My last installment introduced XI, a new tool project for this column. The challenge is this: My company maintains the Web site of a working group with XML and XM, a publishing solution based on XML. (XM was the first project of the "Working XML" column. See Resources.)
One of the documents for that site is the list of participants. For reasons that are outside the scope of this column, the list is maintained as an address book with an e-mail program. The file format, which has been imposed on me, is not XML. So, how do I feed it to an XML publishing solution? I need to convert this list into XML.
Of course it would not be difficult to write an ad hoc conversion routine, but this seems like a waste of time: There are other cases where one needs to feed non-XML documents into an XML solution. In addition to the address book, I may need to process agendas, spreadsheets, cataloging information, and other legacy data.
XI offers a fairly generic solution to this problem. It uses regular expressions (now built into JDK 1.4) to parse the input file and create an XML counterpart. The details of these conversions, as well as a short analysis of XI, were introduced in my last column (see Resources).
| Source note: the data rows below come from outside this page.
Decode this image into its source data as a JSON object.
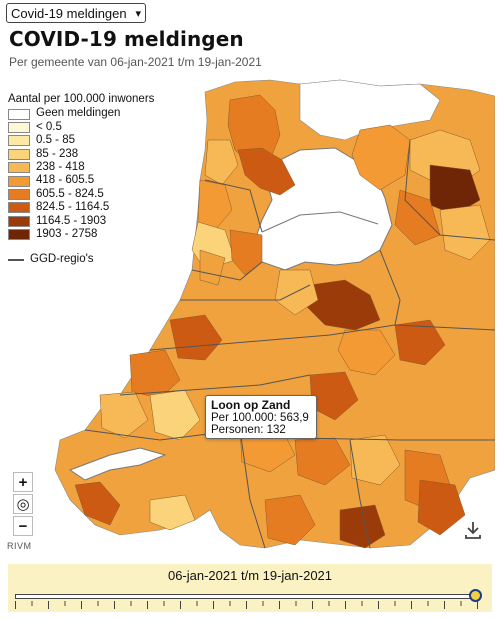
{
  "selector": {
    "value": "Covid-19 meldingen"
  },
  "title": "COVID-19 meldingen",
  "subtitle": "Per gemeente van 06-jan-2021 t/m 19-jan-2021",
  "legend": {
    "heading": "Aantal per 100.000 inwoners",
    "items": [
      {
        "label": "Geen meldingen",
        "color": "#ffffff"
      },
      {
        "label": "< 0.5",
        "color": "#fff7d6"
      },
      {
        "label": "0.5 - 85",
        "color": "#fde9a6"
      },
      {
        "label": "85 - 238",
        "color": "#fbd37a"
      },
      {
        "label": "238 - 418",
        "color": "#f7b955"
      },
      {
        "label": "418 - 605.5",
        "color": "#f39a35"
      },
      {
        "label": "605.5 - 824.5",
        "color": "#e57c22"
      },
      {
        "label": "824.5 - 1164.5",
        "color": "#cc5a13"
      },
      {
        "label": "1164.5 - 1903",
        "color": "#9c3b0a"
      },
      {
        "label": "1903 - 2758",
        "color": "#6e2606"
      }
    ],
    "boundary_label": "GGD-regio's"
  },
  "tooltip": {
    "name": "Loon op Zand",
    "line1": "Per 100.000: 563,9",
    "line2": "Personen: 132"
  },
  "attribution": "RIVM",
  "controls": {
    "zoom_in": "+",
    "locate": "◎",
    "zoom_out": "−"
  },
  "timeline": {
    "label": "06-jan-2021 t/m 19-jan-2021",
    "tick_count": 14,
    "position": 1.0
  }
}
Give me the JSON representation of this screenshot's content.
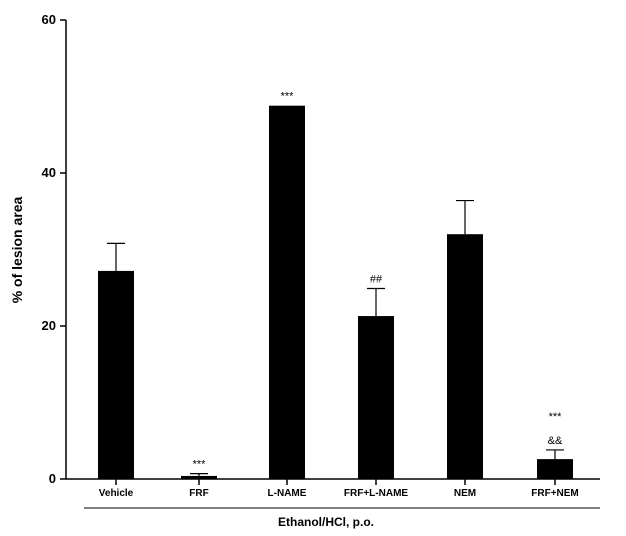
{
  "chart_data": {
    "type": "bar",
    "categories": [
      "Vehicle",
      "FRF",
      "L-NAME",
      "FRF+L-NAME",
      "NEM",
      "FRF+NEM"
    ],
    "values": [
      27.2,
      0.4,
      48.8,
      21.3,
      32.0,
      2.6
    ],
    "errors": [
      3.6,
      0.3,
      0.0,
      3.6,
      4.4,
      1.2
    ],
    "annotations": [
      "",
      "***",
      "***",
      "##",
      "",
      "***\n&&"
    ],
    "ylabel": "% of lesion area",
    "group_label": "Ethanol/HCl, p.o.",
    "ylim": [
      0,
      60
    ],
    "yticks": [
      0,
      20,
      40,
      60
    ],
    "bar_color": "#000000",
    "grid": false,
    "legend": "none"
  }
}
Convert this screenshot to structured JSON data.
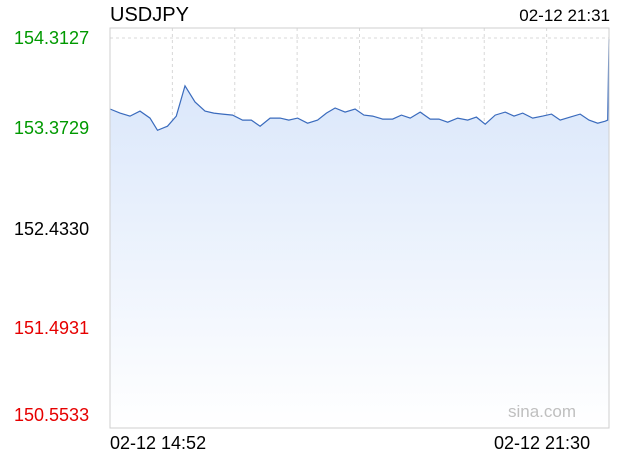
{
  "header": {
    "symbol": "USDJPY",
    "timestamp": "02-12 21:31"
  },
  "watermark": "sina.com",
  "colors": {
    "up": "#009900",
    "down": "#e60000",
    "neutral": "#000000",
    "line": "#3a6bbd",
    "fill_top": "#d6e4fa",
    "fill_bottom": "#ffffff",
    "grid": "#d8d8d8",
    "midline": "#9a9ab0"
  },
  "chart_data": {
    "type": "area",
    "title": "USDJPY",
    "reference_price": 152.433,
    "y_ticks": [
      {
        "value": 154.3127,
        "label": "154.3127",
        "tone": "up"
      },
      {
        "value": 153.3729,
        "label": "153.3729",
        "tone": "up"
      },
      {
        "value": 152.433,
        "label": "152.4330",
        "tone": "neutral"
      },
      {
        "value": 151.4931,
        "label": "151.4931",
        "tone": "down"
      },
      {
        "value": 150.5533,
        "label": "150.5533",
        "tone": "down"
      }
    ],
    "ylim": [
      150.5533,
      154.3127
    ],
    "x_labels": [
      "02-12 14:52",
      "02-12 21:30"
    ],
    "x_range": [
      "14:52",
      "21:31"
    ],
    "grid": true,
    "series": [
      {
        "x": [
          "14:52",
          "15:00",
          "15:08",
          "15:16",
          "15:24",
          "15:30",
          "15:38",
          "15:45",
          "15:52",
          "16:00",
          "16:08",
          "16:15",
          "16:22",
          "16:30",
          "16:38",
          "16:45",
          "16:52",
          "17:00",
          "17:08",
          "17:15",
          "17:22",
          "17:30",
          "17:38",
          "17:45",
          "17:52",
          "18:00",
          "18:08",
          "18:15",
          "18:22",
          "18:30",
          "18:38",
          "18:45",
          "18:52",
          "19:00",
          "19:08",
          "19:15",
          "19:22",
          "19:30",
          "19:38",
          "19:45",
          "19:52",
          "20:00",
          "20:08",
          "20:15",
          "20:22",
          "20:30",
          "20:38",
          "20:45",
          "20:52",
          "21:00",
          "21:08",
          "21:15",
          "21:22",
          "21:28",
          "21:30",
          "21:31"
        ],
        "values": [
          153.61,
          153.57,
          153.54,
          153.59,
          153.52,
          153.4,
          153.44,
          153.54,
          153.84,
          153.68,
          153.59,
          153.57,
          153.56,
          153.55,
          153.5,
          153.5,
          153.44,
          153.52,
          153.52,
          153.5,
          153.52,
          153.47,
          153.5,
          153.57,
          153.62,
          153.58,
          153.61,
          153.55,
          153.54,
          153.51,
          153.51,
          153.55,
          153.52,
          153.58,
          153.51,
          153.51,
          153.48,
          153.52,
          153.5,
          153.53,
          153.46,
          153.55,
          153.58,
          153.54,
          153.57,
          153.52,
          153.54,
          153.56,
          153.5,
          153.53,
          153.56,
          153.5,
          153.47,
          153.49,
          153.5,
          154.3
        ]
      }
    ]
  }
}
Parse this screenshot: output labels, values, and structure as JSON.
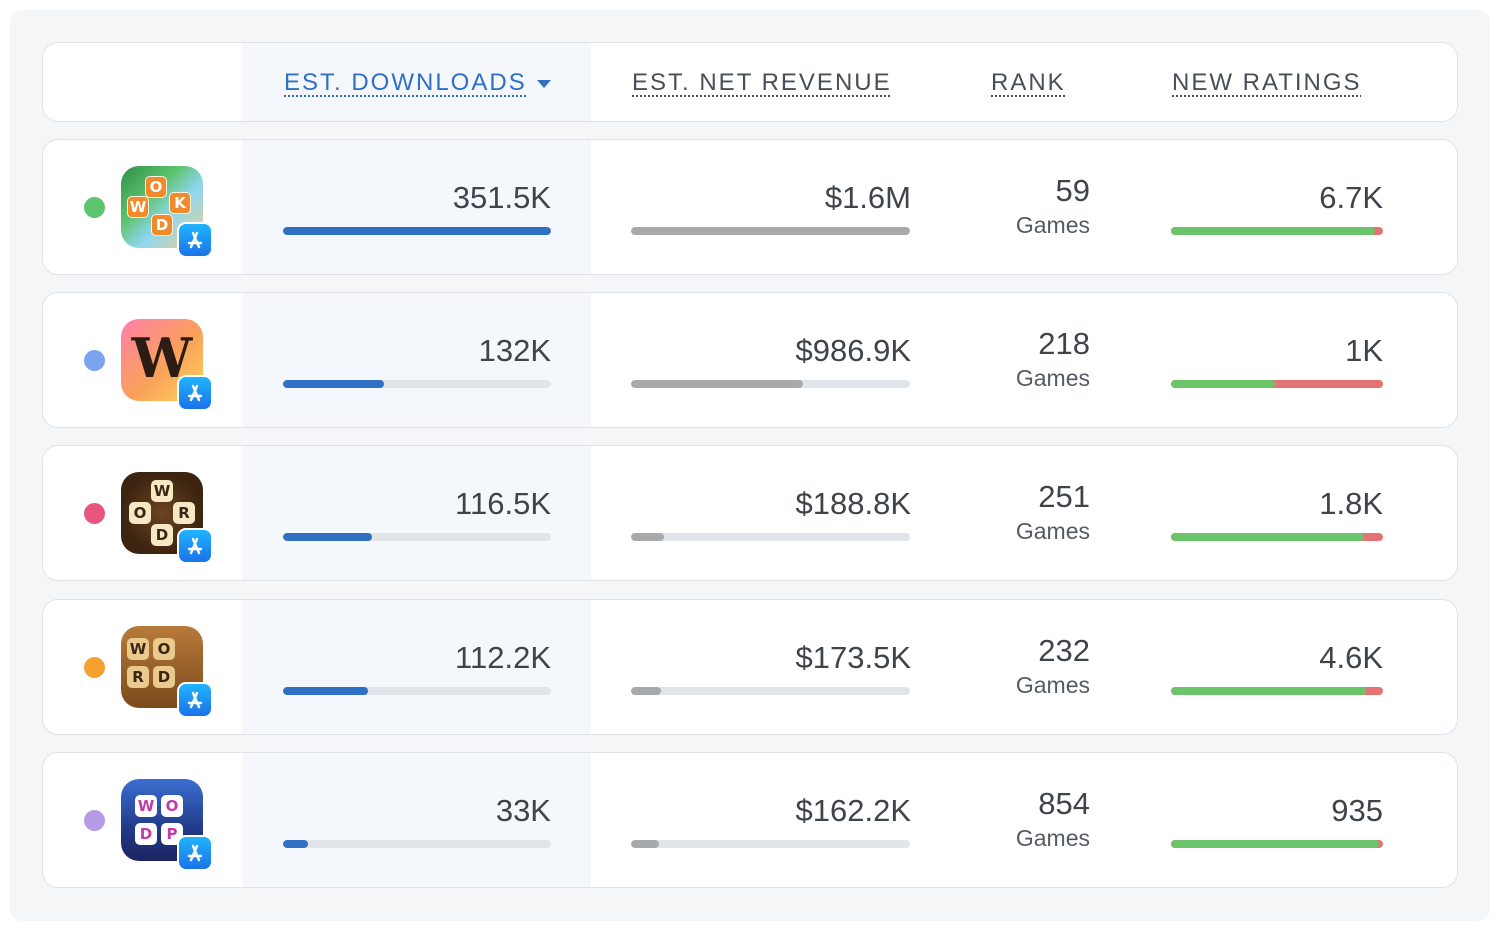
{
  "header": {
    "columns": [
      {
        "key": "downloads",
        "label": "EST. DOWNLOADS",
        "active": true,
        "sort": "desc"
      },
      {
        "key": "revenue",
        "label": "EST. NET REVENUE"
      },
      {
        "key": "rank",
        "label": "RANK"
      },
      {
        "key": "ratings",
        "label": "NEW RATINGS"
      }
    ]
  },
  "colors": {
    "accent": "#2f6fc4",
    "bar_track": "#e1e4e8",
    "revenue_fill": "#a7a9ab",
    "ratings_positive": "#6cc46a",
    "ratings_negative": "#e57373"
  },
  "rows": [
    {
      "dot_color": "#5cc66f",
      "icon": "word-connect-icon",
      "store": "app-store-icon",
      "downloads": "351.5K",
      "downloads_level": 1.0,
      "revenue": "$1.6M",
      "revenue_level": 1.0,
      "rank": "59",
      "rank_category": "Games",
      "ratings": "6.7K",
      "ratings_positive_share": 0.96
    },
    {
      "dot_color": "#7ba3f0",
      "icon": "words-with-friends-icon",
      "store": "app-store-icon",
      "downloads": "132K",
      "downloads_level": 0.376,
      "revenue": "$986.9K",
      "revenue_level": 0.615,
      "rank": "218",
      "rank_category": "Games",
      "ratings": "1K",
      "ratings_positive_share": 0.49
    },
    {
      "dot_color": "#e9557f",
      "icon": "wordscapes-icon",
      "store": "app-store-icon",
      "downloads": "116.5K",
      "downloads_level": 0.332,
      "revenue": "$188.8K",
      "revenue_level": 0.118,
      "rank": "251",
      "rank_category": "Games",
      "ratings": "1.8K",
      "ratings_positive_share": 0.91
    },
    {
      "dot_color": "#f6a02e",
      "icon": "word-connect-2020-icon",
      "store": "app-store-icon",
      "downloads": "112.2K",
      "downloads_level": 0.319,
      "revenue": "$173.5K",
      "revenue_level": 0.108,
      "rank": "232",
      "rank_category": "Games",
      "ratings": "4.6K",
      "ratings_positive_share": 0.92
    },
    {
      "dot_color": "#b69ae6",
      "icon": "word-puzzle-icon",
      "store": "app-store-icon",
      "downloads": "33K",
      "downloads_level": 0.094,
      "revenue": "$162.2K",
      "revenue_level": 0.101,
      "rank": "854",
      "rank_category": "Games",
      "ratings": "935",
      "ratings_positive_share": 0.98
    }
  ]
}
One of the reasons I decided to develop XI now was to experiment with the new regular expression (regex) engine that's built into JDK 1.4. As you will see, I got more than I bargained for when I launched into an exploration of the New I/O package (commonly referred to as NIO, it's in package java.nio).
The regular expression engine has a simple and clean interface, which basically requires you to learn two new classes and one new interface. The new classes are Pattern and Matcher, and the new interface is CharSequence. (The latter that can lead to problems, which I'll address later.) Listing 1 illustrates how to use Pattern and Matcher.
Listing 1. Using the regular expression engine
import java.util.regex.*;
public class SampleRegex
{
public static void main(String[] params)
{
Pattern pattern = Pattern.compile("(.*):(.*)");
Matcher matcher = pattern.matcher(params[0]);
if(matcher.matches())
{
System.out.print("Key:");
System.out.println(matcher.group(1));
System.out.print("Value:");
System.out.println(matcher.group(2));
}
else
System.out.print("No match");
}
} |
Pattern is a regular expression compiler. It accepts a regular expression and compiles it into a Matcher. Matcher is used to apply regular expressions to strings or, more accurately, to CharSequences.
Pattern has no public constructor. To create a Pattern, you must call its compile(), passing a regular expression as an argument.
A regular expression describes the format of a string: With the simplest form of regular expression, you input the text that you want to match. For example, the regular expression ABC will match the string ABC but not DEF.
Of course, regular expressions are limited to strict string comparisons. For example, you can use a wildcard character called a joker -- a dot (.) that matches any character but one at the end of a line. So, the regular expression A.C will match the strings ABC, AAC, AKC, and many others, but it still won't match DEF.
The star (*) after a character or a joker indicates that it can repeat indefinitely. Therefore the regular expression A*B will match the strings AB, AAB, AAAB, or any other string starting with an A and ending with a single B.
Since the dot is a joker, .* will match any string including ABC, IBM developerWorks, and DEF.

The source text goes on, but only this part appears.